The Naturalness Misconception

One of the ways that evolution occurs is for a population to run wild, to completely overwhelm the ability of the environment to support it, and then to experience a massive catastrophic die-off. This is completely "natural", but most of us would prefer that it not happen to our species.

But that's just where we're headed, and almost every "natural" drive we have is pushing us toward this end. To avoid catastrophe, we'd had better do something that is unnatural, from the point of evolution and natural selection; we've got to do some combination of lowering our population growth, decreasing our consumption, or somehow figure out how to produce more food/energy/water/et cetera from available resources.

Evolution and natural selection usually works on individuals; it does nothing to preserve a population.

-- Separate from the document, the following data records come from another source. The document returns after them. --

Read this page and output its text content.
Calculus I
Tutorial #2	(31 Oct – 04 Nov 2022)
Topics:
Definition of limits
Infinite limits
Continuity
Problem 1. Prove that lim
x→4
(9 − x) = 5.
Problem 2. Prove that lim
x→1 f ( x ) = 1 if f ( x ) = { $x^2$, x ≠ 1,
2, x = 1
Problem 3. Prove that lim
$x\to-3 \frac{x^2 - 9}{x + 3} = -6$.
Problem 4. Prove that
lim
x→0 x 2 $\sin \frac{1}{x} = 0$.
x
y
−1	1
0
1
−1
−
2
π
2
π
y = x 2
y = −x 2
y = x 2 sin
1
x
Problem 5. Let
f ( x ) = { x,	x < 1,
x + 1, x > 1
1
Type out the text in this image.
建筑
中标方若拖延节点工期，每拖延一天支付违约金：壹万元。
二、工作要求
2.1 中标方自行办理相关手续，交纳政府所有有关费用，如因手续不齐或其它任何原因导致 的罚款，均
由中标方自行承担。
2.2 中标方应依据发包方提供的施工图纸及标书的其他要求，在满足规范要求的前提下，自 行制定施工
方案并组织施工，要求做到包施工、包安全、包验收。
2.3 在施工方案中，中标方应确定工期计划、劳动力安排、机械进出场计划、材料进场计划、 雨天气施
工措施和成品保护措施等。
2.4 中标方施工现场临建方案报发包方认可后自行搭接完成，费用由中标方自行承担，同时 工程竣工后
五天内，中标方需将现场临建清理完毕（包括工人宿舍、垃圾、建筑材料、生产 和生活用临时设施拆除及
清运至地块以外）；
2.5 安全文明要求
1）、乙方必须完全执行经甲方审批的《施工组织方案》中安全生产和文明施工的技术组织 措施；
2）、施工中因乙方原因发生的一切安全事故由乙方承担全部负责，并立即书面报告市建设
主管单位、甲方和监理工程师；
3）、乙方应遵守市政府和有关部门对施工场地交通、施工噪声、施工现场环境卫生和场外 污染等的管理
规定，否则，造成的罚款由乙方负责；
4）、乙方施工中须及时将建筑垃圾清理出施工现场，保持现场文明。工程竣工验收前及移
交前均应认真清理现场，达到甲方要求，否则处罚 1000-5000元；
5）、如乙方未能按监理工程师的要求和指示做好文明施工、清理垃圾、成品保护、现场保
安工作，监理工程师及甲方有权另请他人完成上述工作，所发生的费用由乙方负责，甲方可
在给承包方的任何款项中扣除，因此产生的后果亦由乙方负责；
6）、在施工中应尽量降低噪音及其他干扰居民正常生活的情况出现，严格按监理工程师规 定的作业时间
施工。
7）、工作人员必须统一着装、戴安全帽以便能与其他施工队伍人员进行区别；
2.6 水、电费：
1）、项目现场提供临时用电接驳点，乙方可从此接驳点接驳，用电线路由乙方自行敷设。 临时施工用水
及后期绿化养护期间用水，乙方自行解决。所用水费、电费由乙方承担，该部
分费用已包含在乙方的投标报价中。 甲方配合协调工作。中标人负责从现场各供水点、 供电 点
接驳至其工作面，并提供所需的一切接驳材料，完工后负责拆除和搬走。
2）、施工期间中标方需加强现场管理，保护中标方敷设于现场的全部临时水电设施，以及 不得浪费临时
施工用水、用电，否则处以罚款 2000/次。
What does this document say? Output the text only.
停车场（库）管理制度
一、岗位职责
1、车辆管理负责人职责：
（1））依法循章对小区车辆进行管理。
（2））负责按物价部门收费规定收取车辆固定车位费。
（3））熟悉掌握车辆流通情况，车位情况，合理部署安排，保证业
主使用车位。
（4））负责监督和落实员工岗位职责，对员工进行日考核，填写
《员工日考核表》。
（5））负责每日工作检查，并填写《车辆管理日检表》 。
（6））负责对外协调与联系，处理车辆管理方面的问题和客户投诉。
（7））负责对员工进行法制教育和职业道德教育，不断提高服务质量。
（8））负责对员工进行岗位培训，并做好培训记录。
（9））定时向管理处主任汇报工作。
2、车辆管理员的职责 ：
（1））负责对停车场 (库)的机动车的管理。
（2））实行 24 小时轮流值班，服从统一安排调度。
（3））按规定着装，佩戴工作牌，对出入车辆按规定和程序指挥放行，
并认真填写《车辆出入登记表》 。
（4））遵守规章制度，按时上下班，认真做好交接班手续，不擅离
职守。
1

We humans, using our abilities of reasoning and communication are probably the only species the earth has ever seen that has the capability of doing something to preserve the species as a whole. But this will require cooperation on a large scale, and we've got four billion years of evolution where non-cooperation (or at most cooperation among a very limited set of humans) was selected for.

Let's hope we can overcome our "natural" tendency to breed and consume until we cause an ecological catastrophe with an "unnatural" large-scale cooperation.